I'm not saying that's the only reason the GOP won so many seats, but it might contribute to it. I'm still wondering about other reasons. I can't help noticing, for example, that the four biggest outliers in the above scatterplot are from the last five midterm elections. Perhaps large swings are a feature of stronger partisanship, or nationalized elections, or something else. But the swings are getting larger.
Meanwhile, a spot of good news for my forecasts: I predicted that Republicans would take over 16 legislative chambers. It looks like they've taken 18, although there are still a few that are up in the air (including the Colorado House).
5 comments:
I agree with your point about candidate recruitment. In 1994, no Republicans knew what it was like to serve in a House they controlled (and life in the O'Neill-Wright-Foley House was pretty awful for them).

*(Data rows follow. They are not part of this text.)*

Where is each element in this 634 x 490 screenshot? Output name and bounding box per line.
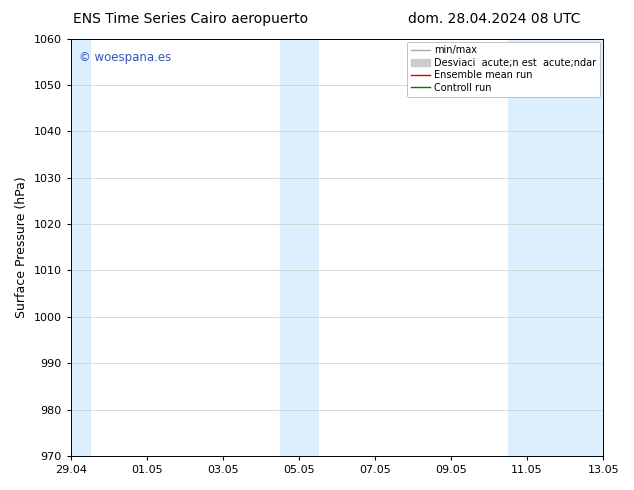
Text: dom. 28.04.2024 08 UTC: dom. 28.04.2024 08 UTC — [408, 12, 581, 26]
Bar — [508, 39, 603, 456]
Legend: min/max, Desviaci  acute;n est  acute;ndar, Ensemble mean run, Controll run: min/max, Desviaci acute;n est acute;ndar… — [407, 42, 600, 97]
Y-axis label: Surface Pressure (hPa): Surface Pressure (hPa) — [15, 176, 28, 318]
Bar — [71, 39, 90, 456]
Text: ENS Time Series Cairo aeropuerto: ENS Time Series Cairo aeropuerto — [73, 12, 307, 26]
Bar — [280, 39, 318, 456]
Text: © woespana.es: © woespana.es — [79, 51, 171, 64]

Even in 2006, it had been a dozen years since Democrats had been in power, and it was difficult to convince potential candidates that it was worth the risk. But this time, it had only been four years since the GOP last controlled the House, so every Republican knew what it would be like to be in the majority.
But isn't exposure the factor you're missing? Democrats gained 50+ seats in the House in '06 & '08, and held almost 50 seats which had voted for McCain. Republicans could run up the score just by winning essentially conservative districts, many of which they had held before. Indeed, the GOP won about 80% of McCain-Democrat seats, and took back the vast majority of '06-'08 pick-ups. By contrast, they captured relatively few districts where Obama got over 55% - maybe about ten, when all is said and done. The nationalization of House races seemed pretty relentless.
Does this graph look any different when % of the national vote is the dependent variable? The GOP vote seemed distributed in a way that allowed them to over-perform their national share this year.
Richard, you're right that exposure is a big part of it. Brendan Nyhan has a post today showing that as a percentage of their seat share, yesterday's losses by the Dems weren't unprecedented, but they were still at the high end. It looks as high as 1974. So we can still ask, why did the Dems lose as much of their share of seats as the GOP did right after Watergate?
I'm highly skeptical of candidate recruitment. This was the year of Maes and O'Donnell and Rand Paul and Sharron Angle. The candidates were horrible. The wins were despite and not because of good recruitment.
It was also the year of Kelly Ayotte and Rob Portman and Marco Rubio and Scott Walker. Textbook "good candidates."